Genau das ist auch gefragt: Laut der aktuellen Studie FutureHotel – Employee Profiles des Fraunhofer Instituts, in deren Rahmen rund 4.000 Beschäftigte im Gastgewerbe zu ihrer aktuellen Arbeitssituation befragt wurden, wurde u.a. ermittelt, dass 65% der befragten KöchInnen sich wünschen, dass „wichtige Daten und Informationen, die für die Arbeit benötigt werden, online verfügbar sind“. Ebenso wünschen sich 73%, dass „bei den anfallenden Aufgaben nicht nur Wissen und Erfahrung, sondern auch Kreativität gefragt ist und man kreative Einfälle in die Arbeit einfließen lassen kann“. Auch das Arbeiten im Gastraum und das Kochen in einer offenen Küche – zeigen, was man kann – spielt eine wichtige Rolle. Genau für diese Dinge kann künstliche Intelligenz die nötigen Kapazitäten schaffen, weil sie dem Menschen in der Küche mehr Zeit und Raum für individuelles Arbeiten „freischaufelt“. 

Fazit: Es geht nach wie vor um den Menschen

Das Berufsbild des Kochs/der Köchin wird sich in diesem Zuge in den kommenden Jahren stark verändern: Mehr denn je werden kulinarische Kompetenz, Handwerk und Kreativität gefragt sein und zugleich die Fähigkeit und Bereitschaft (digitale) Prozesse zu steuern und zu kontrollieren.
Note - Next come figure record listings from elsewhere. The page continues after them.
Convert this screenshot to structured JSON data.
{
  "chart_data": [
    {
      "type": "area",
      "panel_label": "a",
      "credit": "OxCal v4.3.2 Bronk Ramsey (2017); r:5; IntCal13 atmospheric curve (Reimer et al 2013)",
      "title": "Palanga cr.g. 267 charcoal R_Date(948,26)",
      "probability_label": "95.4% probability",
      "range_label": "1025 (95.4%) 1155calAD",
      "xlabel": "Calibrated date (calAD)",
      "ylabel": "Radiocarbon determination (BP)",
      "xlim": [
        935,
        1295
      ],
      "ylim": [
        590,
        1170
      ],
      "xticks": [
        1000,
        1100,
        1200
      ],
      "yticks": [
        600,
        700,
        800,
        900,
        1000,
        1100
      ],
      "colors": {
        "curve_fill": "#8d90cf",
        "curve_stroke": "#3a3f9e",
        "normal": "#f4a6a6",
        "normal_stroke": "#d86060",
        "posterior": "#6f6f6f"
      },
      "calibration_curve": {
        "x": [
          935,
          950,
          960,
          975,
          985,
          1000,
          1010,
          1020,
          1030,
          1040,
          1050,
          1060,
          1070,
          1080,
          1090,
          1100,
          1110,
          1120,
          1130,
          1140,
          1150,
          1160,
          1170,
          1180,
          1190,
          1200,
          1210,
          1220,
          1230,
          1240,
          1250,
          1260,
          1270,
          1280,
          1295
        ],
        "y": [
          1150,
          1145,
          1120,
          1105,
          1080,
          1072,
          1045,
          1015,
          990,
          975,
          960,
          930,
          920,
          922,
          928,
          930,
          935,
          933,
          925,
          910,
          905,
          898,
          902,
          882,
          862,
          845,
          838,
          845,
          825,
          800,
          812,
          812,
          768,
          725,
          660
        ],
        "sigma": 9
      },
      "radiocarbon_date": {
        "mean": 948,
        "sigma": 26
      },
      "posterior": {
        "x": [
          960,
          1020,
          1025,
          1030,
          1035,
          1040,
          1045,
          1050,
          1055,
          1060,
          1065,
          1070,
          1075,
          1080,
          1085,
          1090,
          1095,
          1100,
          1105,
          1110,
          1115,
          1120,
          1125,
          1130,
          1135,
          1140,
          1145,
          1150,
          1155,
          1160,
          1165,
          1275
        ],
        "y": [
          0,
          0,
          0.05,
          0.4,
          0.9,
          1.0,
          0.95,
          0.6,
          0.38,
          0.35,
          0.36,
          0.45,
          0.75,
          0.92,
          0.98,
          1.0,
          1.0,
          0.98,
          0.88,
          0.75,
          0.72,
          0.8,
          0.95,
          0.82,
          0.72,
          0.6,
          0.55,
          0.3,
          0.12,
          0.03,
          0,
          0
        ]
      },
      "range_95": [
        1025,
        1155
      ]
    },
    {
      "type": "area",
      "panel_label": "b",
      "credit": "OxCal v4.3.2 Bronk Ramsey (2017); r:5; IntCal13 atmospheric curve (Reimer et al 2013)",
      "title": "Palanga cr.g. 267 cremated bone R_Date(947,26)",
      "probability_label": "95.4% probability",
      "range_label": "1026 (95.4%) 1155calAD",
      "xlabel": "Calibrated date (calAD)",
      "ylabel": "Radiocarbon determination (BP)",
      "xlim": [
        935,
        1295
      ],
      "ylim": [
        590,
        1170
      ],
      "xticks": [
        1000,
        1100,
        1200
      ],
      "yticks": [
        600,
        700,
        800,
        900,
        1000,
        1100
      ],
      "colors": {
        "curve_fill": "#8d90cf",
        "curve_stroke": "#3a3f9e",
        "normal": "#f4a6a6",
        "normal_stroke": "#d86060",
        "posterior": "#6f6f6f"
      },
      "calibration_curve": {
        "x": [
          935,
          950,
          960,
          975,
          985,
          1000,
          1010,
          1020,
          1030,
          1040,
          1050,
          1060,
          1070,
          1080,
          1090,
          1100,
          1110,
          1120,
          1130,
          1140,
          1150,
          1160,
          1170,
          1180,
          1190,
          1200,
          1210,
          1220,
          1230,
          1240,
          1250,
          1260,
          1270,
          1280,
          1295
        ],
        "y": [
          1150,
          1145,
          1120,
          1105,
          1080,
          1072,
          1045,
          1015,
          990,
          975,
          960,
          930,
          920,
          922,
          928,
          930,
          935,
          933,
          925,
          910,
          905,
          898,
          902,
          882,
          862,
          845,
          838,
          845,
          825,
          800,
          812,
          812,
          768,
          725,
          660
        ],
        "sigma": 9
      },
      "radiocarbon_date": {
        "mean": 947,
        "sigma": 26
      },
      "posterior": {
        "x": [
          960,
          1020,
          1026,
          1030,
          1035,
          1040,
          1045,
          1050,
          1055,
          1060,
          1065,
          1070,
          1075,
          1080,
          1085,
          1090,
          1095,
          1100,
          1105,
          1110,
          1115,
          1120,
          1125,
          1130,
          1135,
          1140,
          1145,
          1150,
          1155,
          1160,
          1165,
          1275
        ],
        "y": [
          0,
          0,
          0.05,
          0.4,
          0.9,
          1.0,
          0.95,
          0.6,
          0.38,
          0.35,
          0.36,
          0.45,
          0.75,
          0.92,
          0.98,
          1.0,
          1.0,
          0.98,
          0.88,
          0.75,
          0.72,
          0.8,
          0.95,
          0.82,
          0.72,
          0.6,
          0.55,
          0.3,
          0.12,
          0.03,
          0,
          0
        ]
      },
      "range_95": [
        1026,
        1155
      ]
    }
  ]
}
Künstliche Intelligenz wird dabei eine unterstützende Rolle zuteil: Sie hilft, strategische Entscheidungen besser (und weniger intuitiv) zu treffen und entlastet. Im Idealfall sorgt dies dafür, dass zukünftig noch mehr Zeit für das Wesentliche in der Gastronomie – mit Menschen kommunizieren, sie inspirieren und verwöhnen – entsteht. 

5 Tipps für den Umgang mit Künstlicher Intelligenz in der Gastronomie

1. Vom eigenen Bedarf her denken:

Wo gibt es Lücken, Schwachstellen, aber auch Potentiale, bei denen eine digitale bzw. KI-basierte Lösung den Betrieb unterstützen kann? Anforderungen, Aufgaben und Wünsche schriftlich notieren – dies sind letztlich die Featurewünsche. 

 

2. Das Team mitnehmen:

Gerade technische Innovationen und Neueinführungen sind sensibel und können nach hinten losgehen, wenn die Bedürfnisse, aber auch die Vorbehalte des Teams nicht einbezogen werden. Und mehr noch: Weil es ja in hohem Maße sie sind, die solche Tools bedienen und nutzen werden, ist ihre Einschätzung bzgl. Nützlichkeit enorm wichtig. 

 

3. Marktscreening betreiben:

Welche Lösungen werden bereits angeboten? Setzen KollegInnen möglicherweise Tools ein, die auch im eigenen Betrieb sinnvoll wären? Mit Anbietern in Kontakt treten und auch bestehende Geschäftsbeziehungen mit Dienstleistern im Digitalbereich nutzen – viele haben bereits zusätzliche spannende Lösungen im Portfolio oder arbeiten gerade an diesen.  

 

4. Sich bei der Implementierung helfen lassen:

Ob Telefon-Support, Schulung vor Ort oder angeleitete Einarbeitung: Der Faktor Mensch spielt beim Setup eine wichtige Rolle. Wie gut ist der Service des Dienstleisters, unterstützt er den Betrieb dabei, das neue Feature – zum Beispiel eine Planungs-Software oder ein technisches Gerät für die Küche – erfolgreich einzugliedern? Der Leistungsumfang sollte vorher detailliert besprochen werden. 

 

5. Veränderungen/Verbesserungen messen und überprüfen:

Werden Prozesse durch die eingeführte Lösung besser? Schneller? Günstiger? Wie zufrieden sind die MitarbeiterInnen? Gibt es Probleme oder Anpassungswünsche? Nach einer zuvor vereinbarten Testphase (zum Beispiel ein Monat) sollte ein Kassensturz gemacht werden. Und wird entschieden, mit der Lösung weiterzuarbeiten, sollten regelmäßige Feedback-Runden eingeplant werden.